It took Slate and Fleischer-Camp seven years to create a feature-length movie for their adorable lil’ shell, and it helps to remember what’s happened to the world since they first started rolling their cameras for what would be Marcel’s big(ger)-screen debut. Not that any of us have forgotten; we’re still combing through the wreckage, still living with so much of it on a daily basis. But the context of when this movie was being made bleeds into what you’re seeing up there, and how you’re reacting to it, in significant ways. Marcel remains only an inch tall and voiced by Slate, continuing to use things like electric mixers and spilled honey and tennis balls in ingenious ways (in terms of his primitive engineering via everyday objects, the Swiss Family Robinson could take notes). As with the shorts, the tweeness factor is high, though mileage may vary on whether you add “unbearably” as a descriptive there. Yet the extreme sense of melancholy and isolation, the ache of loneliness that pulses at the center of this labor of love, adds a whole new layer to the long-form chapter of the duo’s Marcel project. Bittersweet suits their hero to a tee.

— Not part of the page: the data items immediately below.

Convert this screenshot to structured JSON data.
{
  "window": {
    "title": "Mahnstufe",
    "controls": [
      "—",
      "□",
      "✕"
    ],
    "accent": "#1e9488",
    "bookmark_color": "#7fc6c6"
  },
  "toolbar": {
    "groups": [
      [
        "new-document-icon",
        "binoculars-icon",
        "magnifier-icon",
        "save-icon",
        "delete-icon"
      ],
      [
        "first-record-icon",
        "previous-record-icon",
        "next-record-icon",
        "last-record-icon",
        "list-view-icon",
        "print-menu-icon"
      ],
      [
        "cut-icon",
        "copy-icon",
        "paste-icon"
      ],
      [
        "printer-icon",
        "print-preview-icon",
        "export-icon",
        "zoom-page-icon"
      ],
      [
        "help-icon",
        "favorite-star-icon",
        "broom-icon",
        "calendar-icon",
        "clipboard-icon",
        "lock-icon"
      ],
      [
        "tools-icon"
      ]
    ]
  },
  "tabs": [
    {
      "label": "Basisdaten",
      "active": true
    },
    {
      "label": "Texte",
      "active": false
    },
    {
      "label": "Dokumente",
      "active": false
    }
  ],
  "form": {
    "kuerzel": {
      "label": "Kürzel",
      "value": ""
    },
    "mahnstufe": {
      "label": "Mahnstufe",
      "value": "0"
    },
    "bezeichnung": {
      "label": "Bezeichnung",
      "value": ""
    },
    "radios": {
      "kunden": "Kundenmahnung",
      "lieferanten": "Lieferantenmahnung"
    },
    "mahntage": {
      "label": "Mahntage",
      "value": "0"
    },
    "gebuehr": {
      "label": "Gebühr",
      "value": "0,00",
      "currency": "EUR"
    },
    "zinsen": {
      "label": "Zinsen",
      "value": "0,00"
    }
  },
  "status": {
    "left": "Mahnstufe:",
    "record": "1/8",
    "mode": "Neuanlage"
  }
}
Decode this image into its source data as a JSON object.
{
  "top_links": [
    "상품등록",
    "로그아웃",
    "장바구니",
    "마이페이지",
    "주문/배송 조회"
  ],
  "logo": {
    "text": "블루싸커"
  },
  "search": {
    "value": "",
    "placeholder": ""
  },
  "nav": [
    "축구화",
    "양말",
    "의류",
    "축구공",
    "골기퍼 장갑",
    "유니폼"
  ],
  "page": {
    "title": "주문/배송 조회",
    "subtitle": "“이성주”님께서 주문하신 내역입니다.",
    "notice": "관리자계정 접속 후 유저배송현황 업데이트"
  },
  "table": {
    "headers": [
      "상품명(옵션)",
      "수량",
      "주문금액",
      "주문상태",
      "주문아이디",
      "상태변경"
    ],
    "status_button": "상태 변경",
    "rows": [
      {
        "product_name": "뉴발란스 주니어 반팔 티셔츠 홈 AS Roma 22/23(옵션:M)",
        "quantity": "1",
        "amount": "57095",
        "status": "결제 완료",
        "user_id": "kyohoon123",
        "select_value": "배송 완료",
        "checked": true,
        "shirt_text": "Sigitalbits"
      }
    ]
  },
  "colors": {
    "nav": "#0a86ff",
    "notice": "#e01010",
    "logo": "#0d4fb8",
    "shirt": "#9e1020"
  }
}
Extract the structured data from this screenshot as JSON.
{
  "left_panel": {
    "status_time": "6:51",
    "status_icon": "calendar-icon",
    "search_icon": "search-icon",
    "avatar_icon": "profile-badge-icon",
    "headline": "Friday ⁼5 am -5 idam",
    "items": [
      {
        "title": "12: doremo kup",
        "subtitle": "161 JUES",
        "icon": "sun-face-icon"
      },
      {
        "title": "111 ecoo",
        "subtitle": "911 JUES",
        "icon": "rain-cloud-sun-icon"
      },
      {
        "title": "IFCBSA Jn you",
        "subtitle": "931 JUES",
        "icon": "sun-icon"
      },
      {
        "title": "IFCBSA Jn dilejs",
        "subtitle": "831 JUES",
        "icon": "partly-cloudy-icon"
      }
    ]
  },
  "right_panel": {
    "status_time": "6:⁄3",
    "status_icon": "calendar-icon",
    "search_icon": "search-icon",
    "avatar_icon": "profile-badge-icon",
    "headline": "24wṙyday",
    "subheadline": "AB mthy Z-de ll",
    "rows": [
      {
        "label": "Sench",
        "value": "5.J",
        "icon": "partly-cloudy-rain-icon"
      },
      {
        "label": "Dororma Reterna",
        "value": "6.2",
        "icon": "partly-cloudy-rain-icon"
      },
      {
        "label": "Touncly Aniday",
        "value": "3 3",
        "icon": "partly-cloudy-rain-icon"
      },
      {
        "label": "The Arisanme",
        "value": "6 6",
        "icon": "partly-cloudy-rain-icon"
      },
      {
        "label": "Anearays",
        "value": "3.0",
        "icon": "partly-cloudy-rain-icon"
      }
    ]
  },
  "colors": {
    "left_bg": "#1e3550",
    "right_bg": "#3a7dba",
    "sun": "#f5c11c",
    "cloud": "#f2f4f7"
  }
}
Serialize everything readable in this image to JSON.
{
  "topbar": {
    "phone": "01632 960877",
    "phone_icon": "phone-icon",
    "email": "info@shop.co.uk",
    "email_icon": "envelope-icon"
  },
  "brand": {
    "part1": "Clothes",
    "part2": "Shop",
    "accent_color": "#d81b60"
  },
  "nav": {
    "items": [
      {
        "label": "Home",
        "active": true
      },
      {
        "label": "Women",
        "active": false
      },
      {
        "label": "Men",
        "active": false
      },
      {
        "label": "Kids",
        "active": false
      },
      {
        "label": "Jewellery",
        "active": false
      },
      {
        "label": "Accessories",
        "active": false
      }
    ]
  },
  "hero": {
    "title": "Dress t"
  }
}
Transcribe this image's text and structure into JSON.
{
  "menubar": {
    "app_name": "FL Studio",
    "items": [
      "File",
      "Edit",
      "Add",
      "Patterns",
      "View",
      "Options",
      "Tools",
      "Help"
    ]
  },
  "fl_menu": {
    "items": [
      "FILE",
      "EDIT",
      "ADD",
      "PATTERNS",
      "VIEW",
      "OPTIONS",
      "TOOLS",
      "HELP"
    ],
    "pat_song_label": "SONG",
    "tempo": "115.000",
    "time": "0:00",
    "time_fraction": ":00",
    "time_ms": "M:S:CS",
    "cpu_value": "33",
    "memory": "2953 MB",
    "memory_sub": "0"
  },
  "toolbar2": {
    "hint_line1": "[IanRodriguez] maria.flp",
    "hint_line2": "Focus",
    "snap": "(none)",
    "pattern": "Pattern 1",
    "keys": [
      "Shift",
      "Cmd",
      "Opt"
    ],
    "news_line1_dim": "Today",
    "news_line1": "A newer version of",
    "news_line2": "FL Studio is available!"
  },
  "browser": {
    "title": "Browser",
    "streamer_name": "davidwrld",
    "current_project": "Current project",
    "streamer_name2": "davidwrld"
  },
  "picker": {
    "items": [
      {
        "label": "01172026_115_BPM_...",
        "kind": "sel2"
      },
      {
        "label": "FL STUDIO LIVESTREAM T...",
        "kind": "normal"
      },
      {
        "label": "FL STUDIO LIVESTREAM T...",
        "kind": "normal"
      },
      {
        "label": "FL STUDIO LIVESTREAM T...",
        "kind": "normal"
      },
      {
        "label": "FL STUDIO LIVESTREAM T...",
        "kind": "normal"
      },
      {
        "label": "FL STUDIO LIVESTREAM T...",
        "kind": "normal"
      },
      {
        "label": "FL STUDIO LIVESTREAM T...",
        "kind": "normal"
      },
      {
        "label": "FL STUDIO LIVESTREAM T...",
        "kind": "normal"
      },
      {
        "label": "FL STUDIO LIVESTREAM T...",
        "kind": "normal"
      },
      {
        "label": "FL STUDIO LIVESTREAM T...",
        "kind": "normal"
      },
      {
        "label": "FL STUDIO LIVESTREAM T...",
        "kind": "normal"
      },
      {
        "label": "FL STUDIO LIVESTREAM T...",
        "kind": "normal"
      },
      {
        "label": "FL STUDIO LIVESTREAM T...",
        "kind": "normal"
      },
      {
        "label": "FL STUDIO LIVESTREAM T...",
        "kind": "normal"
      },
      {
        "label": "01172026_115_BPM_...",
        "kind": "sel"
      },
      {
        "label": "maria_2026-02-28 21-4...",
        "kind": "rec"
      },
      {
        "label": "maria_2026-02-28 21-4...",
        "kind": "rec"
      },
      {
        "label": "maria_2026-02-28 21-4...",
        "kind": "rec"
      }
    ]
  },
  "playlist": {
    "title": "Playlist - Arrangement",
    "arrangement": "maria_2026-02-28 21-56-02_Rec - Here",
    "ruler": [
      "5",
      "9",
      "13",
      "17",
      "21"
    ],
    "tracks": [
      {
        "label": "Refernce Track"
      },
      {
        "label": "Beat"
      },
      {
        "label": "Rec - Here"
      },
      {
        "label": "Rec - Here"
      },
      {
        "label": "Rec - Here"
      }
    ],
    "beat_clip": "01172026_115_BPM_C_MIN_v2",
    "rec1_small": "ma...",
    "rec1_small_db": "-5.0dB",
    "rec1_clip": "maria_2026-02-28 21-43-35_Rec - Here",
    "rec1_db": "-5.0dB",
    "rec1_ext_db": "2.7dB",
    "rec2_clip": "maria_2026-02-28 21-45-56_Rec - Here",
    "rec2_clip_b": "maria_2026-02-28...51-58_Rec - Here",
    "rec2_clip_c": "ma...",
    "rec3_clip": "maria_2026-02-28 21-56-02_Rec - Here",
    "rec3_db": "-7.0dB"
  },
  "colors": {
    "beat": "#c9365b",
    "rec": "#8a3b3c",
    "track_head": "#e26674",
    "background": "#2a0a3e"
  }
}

Marcel used to be part of a collective of shells that lived in a house owned by a young couple. Then one night, in the middle of a bad argument, the gentleman partner stormed out with most of his stuff. That included most of Marcel’s family members, loved ones, and peers, who were hiding in the “emergency shelter” space commonly known as a sock drawer. The only shells left are Marcel and his elderly grandmother, Nanna Connie (voiced by Isabella Rossellini, reminding you exactly why she’s an international treasure). And the dwelling is now an Airbnb rental, currently occupied by a filmmaker (Fleischer-Camp). He decides to make a documentary on Marcel and his musings, which he puts on YouTube and — surprise! — they become incredibly popular. Marcel wants to use this newfound fame to mobilize search parties for his missing relatives; unfortunately, everyone just wants to take selfies in front of his house. As for Nanna Connie, she seems to be forgetting things a lot and injuring herself more than usual. Marcel is worried. The concern is legit.

The metacommentary about celebrity, from its fickle nature to its unforeseen downsides, is designed to be tame and a means to an end, which doesn’t make it feel like any less of a distraction from what Marcel the Shell With Shoes On is really about. You don’t need Lesley Stahl — a shared obsession over 60 Minutes is a recurring motif — to tell you this is a story about the importance of community, and friendship, and how we need others around us in order to thrive, or even survive. You don’t even need a mockumentary format, though Flesicher-Camp is clearly having fun playing around with rack focuses and shaky cameras to give this stop-motion-animated character study a few vérité winks and nudges.

All you really need is Slate’s voice, which has a way of lacing Marcel’s naivete with the gentlest irony to keep things from getting cloying to the point of intolerance. More importantly, you have to be left feeling the significance of a sense of connection, not just between Marcel and his ailing grandmother but between individuals (be they human or the hard protective casing of a mollusk) and the larger world they may be cut off from, by circumstance or otherwise. And this is where the emotional resonance of this quietly extraordinary movie lies. In fact, it has a keen sense of demonstrating why the comfort of others — of being part of something larger than yourself — isn’t a luxury but a necessity. You will want to have tissues nearby for its final third, for both the reasons you’d think and for several unexpected wallops that sneak up on you. For all of the painstaking work that went into making this intricate animated feature feel not just handmade but heartfelt, Marcel is a wisp of a wistful film, whether it’s being existentially deep or essentially silly. Most of all, it just feels like a salve.